Dataset | N1 | N2 | N3 | N4 | Total Data Points |
---|---|---|---|---|---|
Train_Images | 42739 | 50 | 50 | 3 | 320,543,540 |
Train_Labels | 42739 | 43 | 0 | 0 | 1,837,777 |
Table 1: Total Initial Data Points.
One decision that has to be made is where along the pretrained to accept the output. The closer the design of the network is to what is required, the further along the network the output can be accepted. One possible solution to building this CNN would be to create one from scratch. However, by using a pre-existing trained base model, all that is needed is to change the final few layers to make it work with the new dataset. Therefore, when the VGG16 net was downloaded, the three fully connected layers (FCL) were excluded. The below configuration was used for the top layer of the network.
- Batch Normalization – to standardise the output of the vgg16 network, for increased efficiency.
- Flatten – To convert the output of the vgg16 network to a one dimensional array for inputting to fully connected (dense) layer.
- Dense Layer - Sigmoid Activation – single fully connected layer for the purpose of learning the new images (transfer learning).
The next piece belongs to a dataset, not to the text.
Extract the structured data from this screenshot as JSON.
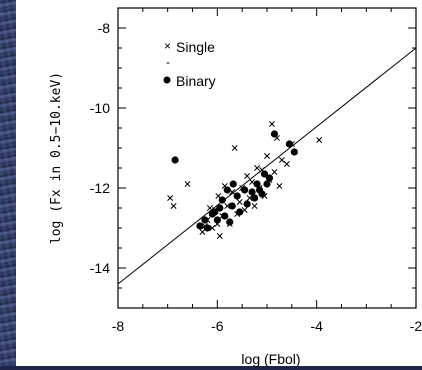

- Dense Layer - Softmax Activation – The softmax layer will be used to represent the relative probabilities of each of the classes.
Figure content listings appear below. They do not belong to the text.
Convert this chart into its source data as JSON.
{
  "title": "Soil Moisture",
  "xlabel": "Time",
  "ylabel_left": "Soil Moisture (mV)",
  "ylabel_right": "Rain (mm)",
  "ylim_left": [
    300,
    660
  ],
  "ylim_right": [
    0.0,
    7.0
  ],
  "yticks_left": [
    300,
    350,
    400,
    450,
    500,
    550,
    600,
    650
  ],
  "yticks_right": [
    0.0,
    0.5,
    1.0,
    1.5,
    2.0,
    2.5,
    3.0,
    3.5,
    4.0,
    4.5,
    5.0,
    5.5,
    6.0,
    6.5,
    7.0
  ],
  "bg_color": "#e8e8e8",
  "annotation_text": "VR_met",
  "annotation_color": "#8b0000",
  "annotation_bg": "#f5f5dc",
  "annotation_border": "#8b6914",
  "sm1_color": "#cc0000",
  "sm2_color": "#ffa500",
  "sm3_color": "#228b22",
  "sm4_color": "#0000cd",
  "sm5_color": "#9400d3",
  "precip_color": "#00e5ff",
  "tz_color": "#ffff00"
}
An iterative approach was taken in training the model to recognise the 43 separate classes. There were a number of hyperparameters that needed to be selected with including epoch, batch size, learning rate. The batch size would determine the iterations needed to be performed per epoch and amount of memory used for each iteration.
A number of tests were completed with various parameters. In Run 2 the image size was changed to 32px to reduce the number of datapoints, and the learning rate was increased by a factor of 10 to examine the impact on the result. In Run 3, the VGG19 classifier was used to examine the impact on accuracy and training performance. In Run 4, the impact of the ReLu activation function in the dense_4 FCL was examined. Highest test accuracy achieved was 96.36%. Figure 4 below shows the training accuracy of Run 3, with 3 epochs.
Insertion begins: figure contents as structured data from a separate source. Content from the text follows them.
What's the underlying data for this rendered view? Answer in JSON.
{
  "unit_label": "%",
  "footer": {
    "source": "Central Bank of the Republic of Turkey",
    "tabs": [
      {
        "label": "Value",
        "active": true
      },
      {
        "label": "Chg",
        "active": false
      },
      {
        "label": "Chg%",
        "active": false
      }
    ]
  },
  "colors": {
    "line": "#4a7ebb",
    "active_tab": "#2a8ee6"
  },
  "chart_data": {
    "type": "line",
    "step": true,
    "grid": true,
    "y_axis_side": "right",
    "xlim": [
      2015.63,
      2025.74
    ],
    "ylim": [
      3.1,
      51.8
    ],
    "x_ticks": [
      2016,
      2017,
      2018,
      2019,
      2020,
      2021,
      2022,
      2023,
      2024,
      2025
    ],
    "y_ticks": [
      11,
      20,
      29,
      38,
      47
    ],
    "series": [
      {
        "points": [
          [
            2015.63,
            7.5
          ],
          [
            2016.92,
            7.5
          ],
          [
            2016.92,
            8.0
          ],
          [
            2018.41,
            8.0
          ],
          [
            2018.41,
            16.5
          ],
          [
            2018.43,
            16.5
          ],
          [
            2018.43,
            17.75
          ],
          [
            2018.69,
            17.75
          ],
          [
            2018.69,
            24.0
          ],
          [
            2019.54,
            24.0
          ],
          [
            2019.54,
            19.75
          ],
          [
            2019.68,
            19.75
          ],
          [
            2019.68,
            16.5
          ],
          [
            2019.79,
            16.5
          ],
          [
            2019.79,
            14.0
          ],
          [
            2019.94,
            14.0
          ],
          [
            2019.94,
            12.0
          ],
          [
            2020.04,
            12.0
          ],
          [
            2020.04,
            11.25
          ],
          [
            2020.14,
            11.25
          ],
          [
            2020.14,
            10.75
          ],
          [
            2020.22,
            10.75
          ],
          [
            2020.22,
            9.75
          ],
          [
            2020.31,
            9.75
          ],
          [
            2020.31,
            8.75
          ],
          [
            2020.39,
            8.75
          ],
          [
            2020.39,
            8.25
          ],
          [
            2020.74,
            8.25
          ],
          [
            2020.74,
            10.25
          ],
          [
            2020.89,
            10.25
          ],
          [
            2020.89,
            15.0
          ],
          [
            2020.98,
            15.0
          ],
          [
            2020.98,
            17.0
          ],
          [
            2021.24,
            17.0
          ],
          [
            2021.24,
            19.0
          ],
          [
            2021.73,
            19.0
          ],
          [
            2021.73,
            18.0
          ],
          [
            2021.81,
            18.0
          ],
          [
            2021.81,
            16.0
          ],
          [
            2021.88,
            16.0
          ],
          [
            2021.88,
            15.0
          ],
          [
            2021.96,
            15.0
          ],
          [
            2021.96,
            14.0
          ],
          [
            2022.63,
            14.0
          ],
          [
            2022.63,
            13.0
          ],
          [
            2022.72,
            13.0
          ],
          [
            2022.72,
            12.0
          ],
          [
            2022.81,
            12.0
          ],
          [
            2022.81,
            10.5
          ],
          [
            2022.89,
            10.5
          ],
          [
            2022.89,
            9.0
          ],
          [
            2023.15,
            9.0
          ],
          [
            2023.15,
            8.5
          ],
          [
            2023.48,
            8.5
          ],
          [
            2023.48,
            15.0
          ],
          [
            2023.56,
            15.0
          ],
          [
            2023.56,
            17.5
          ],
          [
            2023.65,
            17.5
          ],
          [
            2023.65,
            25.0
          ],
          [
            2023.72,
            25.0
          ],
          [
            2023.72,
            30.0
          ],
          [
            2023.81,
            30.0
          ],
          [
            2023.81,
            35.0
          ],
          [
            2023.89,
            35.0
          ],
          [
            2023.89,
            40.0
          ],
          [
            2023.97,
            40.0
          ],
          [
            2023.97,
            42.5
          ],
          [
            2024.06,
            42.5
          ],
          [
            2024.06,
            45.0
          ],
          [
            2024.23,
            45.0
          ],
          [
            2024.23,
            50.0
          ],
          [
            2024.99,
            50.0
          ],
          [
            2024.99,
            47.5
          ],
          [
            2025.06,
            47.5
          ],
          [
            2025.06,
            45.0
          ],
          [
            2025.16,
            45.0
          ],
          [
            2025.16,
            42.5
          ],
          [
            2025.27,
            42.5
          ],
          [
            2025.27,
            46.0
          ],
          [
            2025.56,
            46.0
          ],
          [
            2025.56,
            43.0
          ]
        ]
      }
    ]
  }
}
Run | Training Sample Size (80%) | Classifier | Image Size(w,h) | Activation | Epochs | Batch Size | Iterations | Learning Rate | Trainable_Params | Train_Time (s) | Test Accuracy |
---|---|---|---|---|---|---|---|---|---|---|---|
1 | 34191 | VGG16 | 50 | Sigmoid | 2 | 128 | 267 | 0.0001 | 15,285,099 | 1943 | 0.9692 |
2 | 31369 | VGG16 | 32 | Sigmoid | 2 | 128 | 245 | 0.001 | 15,285,099 | 1159 | 0.56 |
3 | 31369 | VGG19 | 50 | Sigmoid | 3 | 256 | 123 | 0.0001 | 20,594,785 | 3261 | 0.96175 |
4 | 34191 | VGG16 | 50 | ReLu | 2 | 128 | 267 | 0.0001 | 15,285,099 | 1963 | 0.9636 |
Table 2: Test Results for Run 1-4
In conclusion, the VGG16 network has successfully been added to and a new traffic sign classifier has been generated, with accuracy of up to 96.36%. Further research on this would be to conduct a more thorough analysis of hyper parameter tuning as well as the addition of a second FCN to add more tuneable parameters.
D. Temel, G. K. M. P. a. G. A., 2017. CURE-TSR: Challenging unreal and real environments for traffic sign recognition. Neural Information Processing Systems (NIPS) Workshop on Machine Learning for Intelligent Transportation Systems (MLITS),.
Kaggle, 2018. GTSRB - German Traffic Sign Recognition Benchmark. [Online] Available at: https://www.kaggle.com/meowmeowmeowmeowmeow/gtsrb-german-traffic-sign/notebooks?datasetId=82373 [Accessed Jan 2021].
Rusanov, I. S., 2020. Traffic Sign Recognition Problem with GTSRB, Python and Keras. [Online] Available at: https://medium.com/ai-in-plain-english/traffic-sign-recognition-problem-with-gtsrb-python-and-keras-21782b7b3520
Russakovsky, O. et al., 2015. ImageNet Large Scale Visual Recognition Challenge, s.l.: Stanford.
Simonyan, K. & Zisserman, A., 2015. Very Deep Convolutional Networkd For Large Scale Image Recognition. s.l., ICLR.